Отчим съехал. Отпинал Петю, забрал все деньги и смотался. Его сбила машина в трёх кварталах от дома. Смерть не прибрала папу Витю, ему выдали инвалидную коляску и мизерное пособие. Бить детей он больше не мог. Аня ликовала. Судьба избавила их от человека, отобравшего маму и счастливой детство. Бабушка приехала из деревни, шуршала документами, бегала в опеку, в школу, собирала внуков в дорогу. От бабушки пахло блинами и любовью. Корова, куры, мягкие холмы и березы – Аня грезила ими во сне и наяву.

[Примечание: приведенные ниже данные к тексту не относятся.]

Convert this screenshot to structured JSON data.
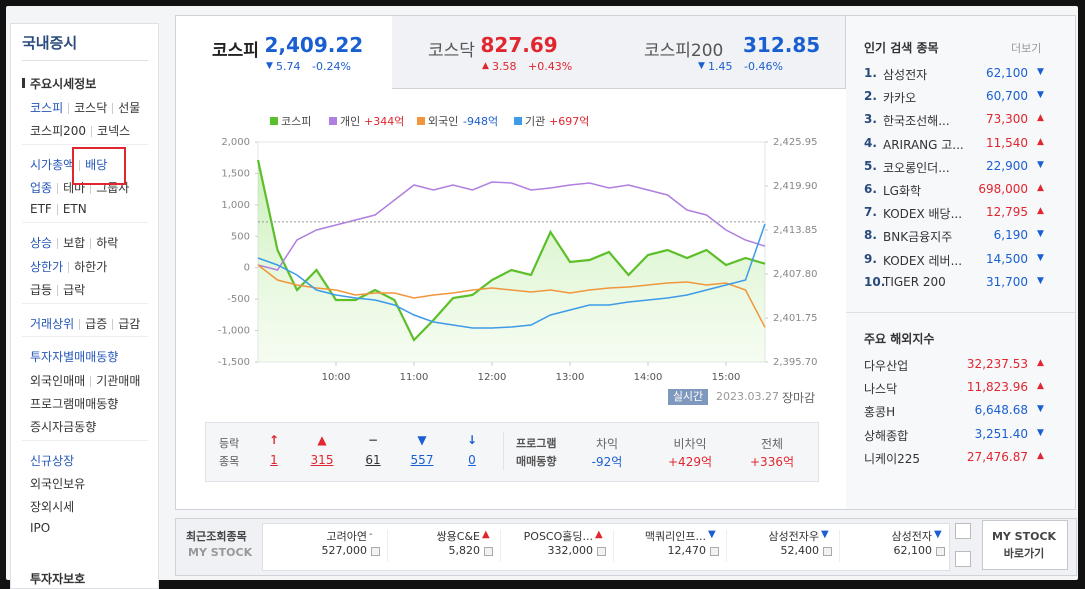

Грезы оборвались распахнутой дверью. Брат дрожал и заикался.
– Я снова, снова слышал голос!
– Петь, давай пойдём к школьному психологу. Он же помог после смерти мамы.
– Я не рассказывал ему о сне. Меня же в дурку заберут.
– И мне ничего не рассказывай!
У Пети от сестры секретов не было, он привык делиться с ней болью и страхами.
– Я ничего не желал, честное слово. Ты же знаешь, как я хочу уехать!
Лифт не работал, бабушка упала с лестницы. Кто-то толкнул или неловко поставила ногу. Она пересчитала два марша, шея хрустнула у основания головы. В школе Аня посещала кружок «уроки медицины»: продолговатый мозг отключает тело. Бабуля не успела понять, что умерла.
– Я мечтал переехать в деревню. Он сказал, что такое желание исполнить не может.
– Кто? Кто сказал, Петька!
– Не знаю… стены…
Они все же переехали. В интернат. За неимением родственников, готовых взвалить на себя обузу в виде двоих школьников. Четыре года растянулись в четыре века. Петя не спал ночами, его мучил голос, требующий вернуться. Аня делала вид, что с братом все в порядке. В зеркалах ловила сходство с матерью и ненавидела себя за это. Один морок Петя заменил другим. Шприцы ходили по кругу. Корки на венах мальчик прятал под длинными рукавами. Съеденное передозировкой тело обнаружили в сарае завхоза за главным зданием интерната. В восемнадцать Аня вернулась в большой мир совершенно одиноким человеком. Точнее в пыльную, маленькую квартиру на восьмом этаже, как единственный наследник.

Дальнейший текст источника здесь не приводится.